The list of packages on the Julia website, https://pkg.julialang.org/ , has plenty of packages that have either been failing for several versions, or are either only relevant for a tiny subset of people.
Does a list exist of well maintained, highly useful packages exist?
Would anyone else be interested in developing such a list? Also, we should separate them out into topics, so someone could just browse through ones in their discipline.
What would people think about having a rating system?
We have that through Github stars. It’s a “thumbs up only” system like Facebook had for the longest time. I think that’s a good way to handle it because 1-5 ratings with comments tend to lead to lots of trolls wanting to “game the system” and pull someone else down. Open source already has enough issues with haters, so I think we should stick to a system that doesn’t invite abuse.
Also, Github stars are actively tracked in other languages as well, so it’s good for Julia packages to accumulate them since that’s one of the ways our growth is being compared to other languages.
I plan on putting my own list up probably by the end of the week. It’ll be a Github README linked from my blog with explanations of why I made the choices. I’ll let people fight it out in the issues and PRs if they so please, but ultimately I’m writing a list that is my (well-informed) opinion which I hope is useful for others getting started. I’ll probably learn a thing or two from doing this.
I’d also recommend https://juliaobserver.com for exploring what packages are popular, which ones are trending, etc.
One thing I dislike about depending on GitHub stars though, is that people don’t remove stars from packages that are no longer maintained, so that you see lots of stars on old packages that have not been maintained, while some new package that has more functionality, and works on v0.6, isn’t as visible (one example might be Gadfly vs. Plots - unless you really want “grammar of graphics”, Plots.jl these days is the way to go for plotting).

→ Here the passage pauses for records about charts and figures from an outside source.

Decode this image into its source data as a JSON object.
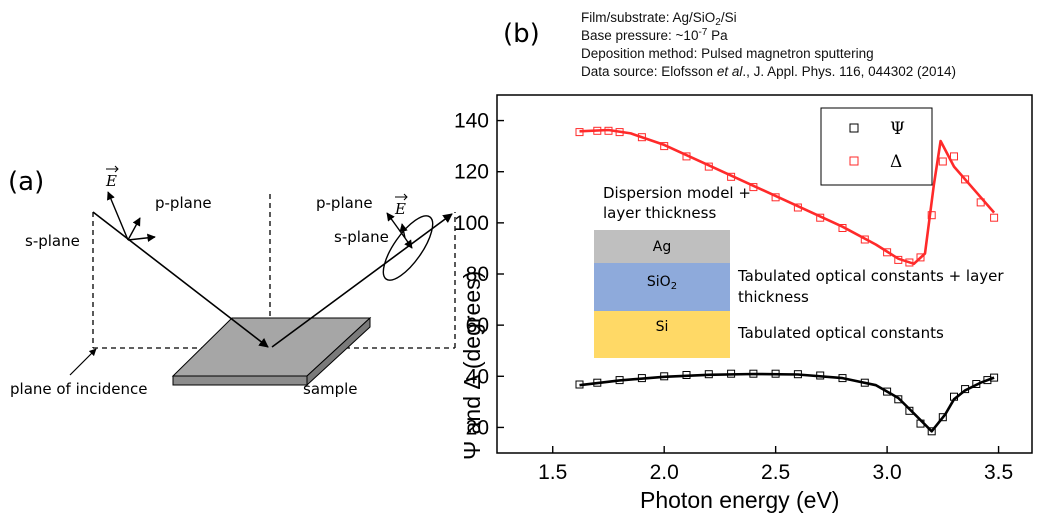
{
  "panel_a": {
    "label": "(a)",
    "e_field": "E",
    "p_plane": "p-plane",
    "s_plane": "s-plane",
    "plane_of_incidence": "plane of incidence",
    "sample": "sample"
  },
  "panel_b": {
    "label": "(b)",
    "info": {
      "film_prefix": "Film/substrate: Ag/SiO",
      "film_sub": "2",
      "film_suffix": "/Si",
      "pressure_prefix": "Base pressure: ~10",
      "pressure_exp": "-7",
      "pressure_suffix": " Pa",
      "method": "Deposition method: Pulsed magnetron sputtering",
      "source_prefix": "Data source: Elofsson ",
      "source_italic": "et al",
      "source_suffix": "., J. Appl. Phys. 116, 044302 (2014)"
    },
    "stack": {
      "model_line1": "Dispersion model +",
      "model_line2": "layer thickness",
      "layer_ag": "Ag",
      "layer_sio2_prefix": "SiO",
      "layer_sio2_sub": "2",
      "layer_si": "Si",
      "sio2_note_line1": "Tabulated optical constants + layer",
      "sio2_note_line2": "thickness",
      "si_note": "Tabulated optical constants",
      "colors": {
        "ag": "#bfbfbf",
        "sio2": "#8eaadb",
        "si": "#ffd966"
      }
    }
  },
  "chart_data": {
    "type": "scatter",
    "xlabel": "Photon energy (eV)",
    "ylabel": "Ψ and Δ (degrees)",
    "xlim": [
      1.25,
      3.65
    ],
    "ylim": [
      10,
      150
    ],
    "xticks": [
      "1.5",
      "2.0",
      "2.5",
      "3.0",
      "3.5"
    ],
    "yticks": [
      "20",
      "40",
      "60",
      "80",
      "100",
      "120",
      "140"
    ],
    "legend": {
      "position": "top-right",
      "entries": [
        "Ψ",
        "Δ"
      ]
    },
    "series": [
      {
        "name": "Ψ",
        "color": "#000000",
        "measured": [
          [
            1.62,
            36.8
          ],
          [
            1.7,
            37.5
          ],
          [
            1.8,
            38.5
          ],
          [
            1.9,
            39.3
          ],
          [
            2.0,
            40.0
          ],
          [
            2.1,
            40.5
          ],
          [
            2.2,
            40.8
          ],
          [
            2.3,
            41.0
          ],
          [
            2.4,
            41.0
          ],
          [
            2.5,
            41.0
          ],
          [
            2.6,
            40.8
          ],
          [
            2.7,
            40.3
          ],
          [
            2.8,
            39.3
          ],
          [
            2.9,
            37.5
          ],
          [
            3.0,
            34.0
          ],
          [
            3.05,
            31.0
          ],
          [
            3.1,
            26.5
          ],
          [
            3.15,
            21.5
          ],
          [
            3.2,
            18.5
          ],
          [
            3.25,
            24.0
          ],
          [
            3.3,
            32.0
          ],
          [
            3.35,
            35.0
          ],
          [
            3.4,
            37.0
          ],
          [
            3.45,
            38.5
          ],
          [
            3.48,
            39.5
          ]
        ],
        "fit": [
          [
            1.62,
            36.5
          ],
          [
            1.8,
            38.4
          ],
          [
            2.0,
            39.8
          ],
          [
            2.2,
            40.6
          ],
          [
            2.4,
            40.9
          ],
          [
            2.6,
            40.7
          ],
          [
            2.8,
            39.3
          ],
          [
            2.95,
            36.5
          ],
          [
            3.05,
            31.5
          ],
          [
            3.12,
            25.5
          ],
          [
            3.2,
            18.5
          ],
          [
            3.26,
            25.0
          ],
          [
            3.3,
            31.0
          ],
          [
            3.35,
            34.5
          ],
          [
            3.42,
            37.5
          ],
          [
            3.48,
            39.5
          ]
        ]
      },
      {
        "name": "Δ",
        "color": "#ff2a2a",
        "measured": [
          [
            1.62,
            135.5
          ],
          [
            1.7,
            136.0
          ],
          [
            1.75,
            136.0
          ],
          [
            1.8,
            135.5
          ],
          [
            1.9,
            133.5
          ],
          [
            2.0,
            130.0
          ],
          [
            2.1,
            126.0
          ],
          [
            2.2,
            122.0
          ],
          [
            2.3,
            118.0
          ],
          [
            2.4,
            114.0
          ],
          [
            2.5,
            110.0
          ],
          [
            2.6,
            106.0
          ],
          [
            2.7,
            102.0
          ],
          [
            2.8,
            98.0
          ],
          [
            2.9,
            93.5
          ],
          [
            3.0,
            88.5
          ],
          [
            3.05,
            85.5
          ],
          [
            3.1,
            84.5
          ],
          [
            3.15,
            86.5
          ],
          [
            3.2,
            103.0
          ],
          [
            3.25,
            124.0
          ],
          [
            3.3,
            126.0
          ],
          [
            3.35,
            117.0
          ],
          [
            3.42,
            108.0
          ],
          [
            3.48,
            102.0
          ]
        ],
        "fit": [
          [
            1.62,
            135.8
          ],
          [
            1.75,
            136.3
          ],
          [
            1.85,
            135.0
          ],
          [
            2.0,
            130.5
          ],
          [
            2.2,
            122.5
          ],
          [
            2.4,
            114.5
          ],
          [
            2.6,
            106.5
          ],
          [
            2.8,
            98.5
          ],
          [
            2.95,
            91.5
          ],
          [
            3.05,
            86.0
          ],
          [
            3.12,
            84.0
          ],
          [
            3.17,
            88.0
          ],
          [
            3.21,
            115.0
          ],
          [
            3.24,
            132.0
          ],
          [
            3.3,
            122.0
          ],
          [
            3.4,
            112.0
          ],
          [
            3.48,
            104.0
          ]
        ]
      }
    ]
  }
}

However, I don’t know of anything better at the moment for “ranking” Julia packages
(except for curation by people using the packages)
(Note: I’m looking forward to @ChrisRackauckas’ curated list!)
Is there any way we can make either this, or some other list, more visible so it’s useful to more people?
I don’t think I’m unique in never having seen these before, yet finding them very useful. Especially since they’d be most useful to those first coming to the language and trying to figure out what sort of things out side of base might be useful.